Treat all apps sharing one session as mutually trusting. Isolate untrusted apps
in separate sessions, containers, or VMs. Access control also depends on
XDG_RUNTIME_DIR being 0700: on systemd, /run/user/<uid>
is already 0700, but if you point XDG_RUNTIME_DIR elsewhere, keep
the directory mode 0700.
What is validated vs experimental. The local control plane,
session lifecycle, input injection (key/pointer/touch), screenshots, recording,
and the WebRTC viewer are implemented and exercised by the test suite.
InjectSelector is the one reserved protocol slot that currently
returns E_NOT_IMPLEMENTED: resolve the target with
windows / wait and inject with an explicit
window_id instead. Coordinate scaling for non-1x outputs is not yet
implemented.
Extension points
waymux is designed for evolution.
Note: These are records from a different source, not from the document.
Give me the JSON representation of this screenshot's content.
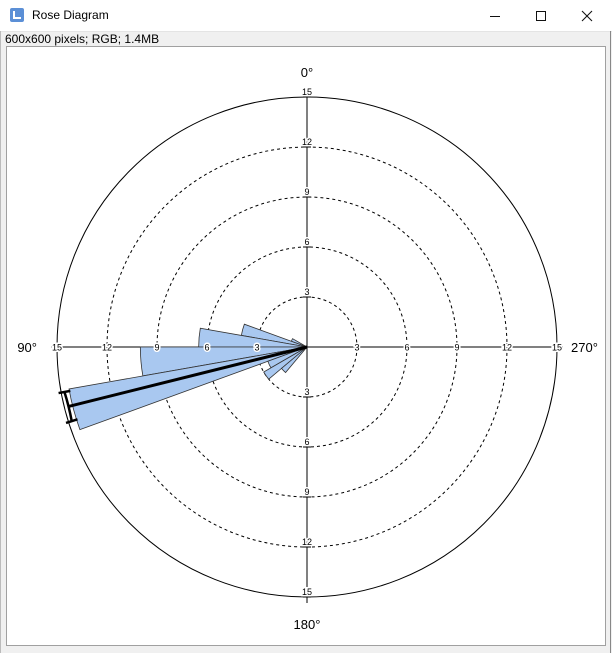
{
  "window": {
    "title": "Rose Diagram",
    "info": "600x600 pixels; RGB; 1.4MB",
    "minimize_icon": "minimize-icon",
    "maximize_icon": "maximize-icon",
    "close_icon": "close-icon"
  },
  "chart_data": {
    "type": "rose",
    "title": "",
    "direction_labels": {
      "top": "0°",
      "left": "90°",
      "bottom": "180°",
      "right": "270°"
    },
    "rings": [
      3,
      6,
      9,
      12,
      15
    ],
    "r_max": 15,
    "ring_labels": [
      "3",
      "6",
      "9",
      "12",
      "15"
    ],
    "orientation": "0° at top, angles increasing counterclockwise",
    "bin_width_deg": 10,
    "bins": [
      {
        "start": 60,
        "end": 70,
        "count": 1.0
      },
      {
        "start": 70,
        "end": 80,
        "count": 4.0
      },
      {
        "start": 80,
        "end": 90,
        "count": 6.5
      },
      {
        "start": 90,
        "end": 100,
        "count": 10.0
      },
      {
        "start": 100,
        "end": 110,
        "count": 14.5
      },
      {
        "start": 110,
        "end": 120,
        "count": 2.5
      },
      {
        "start": 120,
        "end": 130,
        "count": 3.0
      },
      {
        "start": 130,
        "end": 140,
        "count": 2.0
      }
    ],
    "mean_direction_deg": 104,
    "mean_length": 14.8,
    "confidence_half_width_deg": 3.5,
    "wedge_color": "#a9c8f0",
    "wedge_stroke": "#333333",
    "grid": true
  }
}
The primary extension seams are:
-
SessionBackend trait. Implement
create/destroy/infoto target a new provisioning substrate. The local subprocess backend is the only shipped implementation, but the trait was designed from the start with a remote VM backend in mind. - Recording and viewer encoders. The codec backends are pluggable behind the recording task interface. New encoders slot in alongside ffv1/nvenc/vaapi/vulkan without touching the rest of the session.
-
Protocol evolution. New
RequestMethod/SessionCtlMethodvariants and struct fields are added with#[serde(default)]so older peers keep parsing. The version handshake accepts any client protocol from 1 through the daemon's current version. -
Event subscribers. Clients subscribe to topic-filtered events
(
sessions,windows,damage,logs, with:namescoping and log replay on subscribe). This is the integration point for external monitoring and automation. -
Attach protocol.
waymux_attach_v1is the seam for embedding a session's output into any outer Wayland compositor via display-fd passing.
Compositor support matrix
waymux hosts direct Wayland clients (any WAYLAND_DISPLAY-aware app)
in every session. It also supports running a nested inner compositor as a client.
| Inner compositor | Status | Notes |
|---|---|---|
| Direct Wayland clients (Chromium, foot, Qt/GTK apps) | Validated | The primary use case. Works in software and hardware rendering. |
| KWin / KDE Plasma 6 | Validated | Runs as a nested inner compositor. On AMD, AMD_DEBUG=nodcc or RADV_DEBUG=nodcc is required to avoid a DCC-tiled buffer capture stall. |
| niri (Smithay) | Validated | Hardware-rendered on AMD Renoir. Same AMD_DEBUG=nodcc requirement. |
| Hyprland (wlroots) | Experimental | Aquamarine binds xdg_wm_base v6 and wl_seat v9; the session currently advertises v5 / v7, so Hyprland fails to start. Unblocking is a Phase 3 item. |
More broadly, the session advertises a limited set of dmabuf formats (ARGB/XRGB8888 only, no multiplanar/YUV) with LINEAR plus EGL-importable tiled modifiers, and a limited set of Wayland interface versions. A compositor that needs more globals or higher interface versions may fall back to software or fail to start. Broader validation and a published support matrix are planned for Phase 3.